CFIB applauds introduction of Bill 51 which will help modernize the construction industry
The Canadian Federation of Independent Business (CFIB) is welcoming the Quebec government's introduction of Bill 51 to modernize the construction industry.
The Canadian Federation of Independent Business (CFIB) is applauding Minister Jean Boulet and the Quebec government for introducing Bill 51 to modernize the construction industry.
This is the first step towards dusting off an over-regulated sector and will offer employers greater flexibility, predictability and lower costs in a context of labour shortages, infrastructure projects and housing shortages.
However, CFIB notes that stronger changes would have enabled SMEs to respond to the crucial issues facing the sector.
The bill paves the way for a certain degree of multi-skilling, an essential measure for reducing the administrative and regulatory burden. CFIB estimates that the annual cost of regulations is five times higher for companies with fewer than five employees ($7,023) than for those with at least 100 employees ($1,237).
According to CFIB, a total of 79 per cent of the construction sector is made up of companies with fewer than five employees.

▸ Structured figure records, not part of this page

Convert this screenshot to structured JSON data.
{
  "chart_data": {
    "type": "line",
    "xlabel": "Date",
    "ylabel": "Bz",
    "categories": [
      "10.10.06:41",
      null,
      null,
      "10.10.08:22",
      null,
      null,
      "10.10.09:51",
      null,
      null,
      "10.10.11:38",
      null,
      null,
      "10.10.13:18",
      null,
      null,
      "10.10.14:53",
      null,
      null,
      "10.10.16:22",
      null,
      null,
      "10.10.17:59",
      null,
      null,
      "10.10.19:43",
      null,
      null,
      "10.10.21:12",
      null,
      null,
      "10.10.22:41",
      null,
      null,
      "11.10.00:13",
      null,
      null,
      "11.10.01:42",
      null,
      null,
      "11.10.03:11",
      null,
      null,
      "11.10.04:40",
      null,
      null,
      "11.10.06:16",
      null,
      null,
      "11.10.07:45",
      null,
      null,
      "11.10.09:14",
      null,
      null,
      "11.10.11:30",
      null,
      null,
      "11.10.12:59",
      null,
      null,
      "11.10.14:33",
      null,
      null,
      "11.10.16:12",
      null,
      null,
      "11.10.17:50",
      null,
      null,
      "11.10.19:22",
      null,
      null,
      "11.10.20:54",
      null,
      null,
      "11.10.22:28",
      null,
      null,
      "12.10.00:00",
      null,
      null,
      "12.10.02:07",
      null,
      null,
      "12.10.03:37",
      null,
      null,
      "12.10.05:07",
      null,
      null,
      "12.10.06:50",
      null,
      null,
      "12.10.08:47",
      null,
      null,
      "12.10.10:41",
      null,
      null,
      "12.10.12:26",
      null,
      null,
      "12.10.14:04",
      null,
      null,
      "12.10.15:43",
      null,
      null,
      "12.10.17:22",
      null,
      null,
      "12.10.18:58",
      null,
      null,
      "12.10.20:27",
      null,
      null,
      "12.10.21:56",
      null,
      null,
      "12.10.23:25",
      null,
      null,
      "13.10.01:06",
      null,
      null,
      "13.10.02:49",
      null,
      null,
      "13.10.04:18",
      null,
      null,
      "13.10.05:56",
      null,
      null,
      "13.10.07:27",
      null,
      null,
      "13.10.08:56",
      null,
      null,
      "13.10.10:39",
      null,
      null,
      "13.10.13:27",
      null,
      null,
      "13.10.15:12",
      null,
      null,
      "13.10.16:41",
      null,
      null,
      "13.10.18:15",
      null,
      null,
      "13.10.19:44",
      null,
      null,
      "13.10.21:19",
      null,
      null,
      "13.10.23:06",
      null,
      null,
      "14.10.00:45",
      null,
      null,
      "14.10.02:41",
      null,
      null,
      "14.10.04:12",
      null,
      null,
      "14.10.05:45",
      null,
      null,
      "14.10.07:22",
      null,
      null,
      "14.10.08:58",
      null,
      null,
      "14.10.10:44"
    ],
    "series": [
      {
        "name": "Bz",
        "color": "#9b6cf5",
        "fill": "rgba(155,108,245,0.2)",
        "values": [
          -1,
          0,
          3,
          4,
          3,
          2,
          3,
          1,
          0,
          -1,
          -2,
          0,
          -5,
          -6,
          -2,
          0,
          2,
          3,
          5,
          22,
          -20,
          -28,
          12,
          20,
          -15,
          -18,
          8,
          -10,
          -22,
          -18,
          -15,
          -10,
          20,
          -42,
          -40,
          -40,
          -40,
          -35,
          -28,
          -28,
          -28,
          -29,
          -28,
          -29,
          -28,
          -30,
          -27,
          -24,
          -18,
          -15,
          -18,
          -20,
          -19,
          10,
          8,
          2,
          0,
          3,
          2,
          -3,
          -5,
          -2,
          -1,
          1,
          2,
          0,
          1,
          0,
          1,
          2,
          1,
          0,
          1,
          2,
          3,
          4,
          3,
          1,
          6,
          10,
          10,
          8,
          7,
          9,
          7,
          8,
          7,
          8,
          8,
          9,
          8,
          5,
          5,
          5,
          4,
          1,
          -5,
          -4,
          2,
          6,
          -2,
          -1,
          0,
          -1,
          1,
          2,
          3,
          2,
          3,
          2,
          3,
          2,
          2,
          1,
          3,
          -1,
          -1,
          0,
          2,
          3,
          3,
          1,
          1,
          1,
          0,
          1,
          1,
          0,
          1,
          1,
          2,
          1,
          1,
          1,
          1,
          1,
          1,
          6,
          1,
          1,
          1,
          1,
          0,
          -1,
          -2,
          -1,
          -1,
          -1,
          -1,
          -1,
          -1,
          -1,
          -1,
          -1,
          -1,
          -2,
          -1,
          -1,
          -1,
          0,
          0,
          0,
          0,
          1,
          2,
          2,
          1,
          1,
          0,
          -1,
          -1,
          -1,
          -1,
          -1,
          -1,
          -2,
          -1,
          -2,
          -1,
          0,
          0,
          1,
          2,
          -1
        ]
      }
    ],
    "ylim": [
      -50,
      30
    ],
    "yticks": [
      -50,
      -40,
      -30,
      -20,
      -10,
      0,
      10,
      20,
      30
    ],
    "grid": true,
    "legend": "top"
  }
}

CFIB also believes that more flexibility for employers will help them to automate more. In this respect, a recent CFIB study showed that the construction sector is lagging behind in this crucial economic shift.
“CFIB is delighted to see a bill that will certainly be good for the construction sector. Now let’s move on to consultations to improve it and take it even further. The government must stay the course in order to implement a long-awaited modernization that will truly reduce the regulatory burden on Quebec’s construction sector, which is too heavy and unique in Canada,” said François Vincent, CFIB’s vice president for Quebec.
The bill will improve labour mobility, which is a solution for SMEs severely affected by the lack of employees. CFIB also highlights the measures that will give new workers better access to this sector. It’s worth noting that more than three out of five SMEs in Quebec’s construction sector are experiencing shortages.
CFIB questions the addition of a feedback fund, and believes it could exacerbate disruptions during collective agreement renewals. It also notes that the government has decided to maintain compulsory union membership, a situation that is unique among North American jurisdictions, and which generates additional bureaucracy and costs. It could even be the crux of the construction industry’s problem.
“The unions are already critical of the Minister’s reform, while they maintain their position of strength. This demonstration of a lack of openness to proposed changes in the sector shows that it may be time to review this legislative incoherence and this sacred cow that is the obligation of union membership,” said Vincent.
CFIB represents nearly 2,000 construction companies in Quebec. It will be analyzing this important bill in detail, and would like to be heard in parliamentary committee.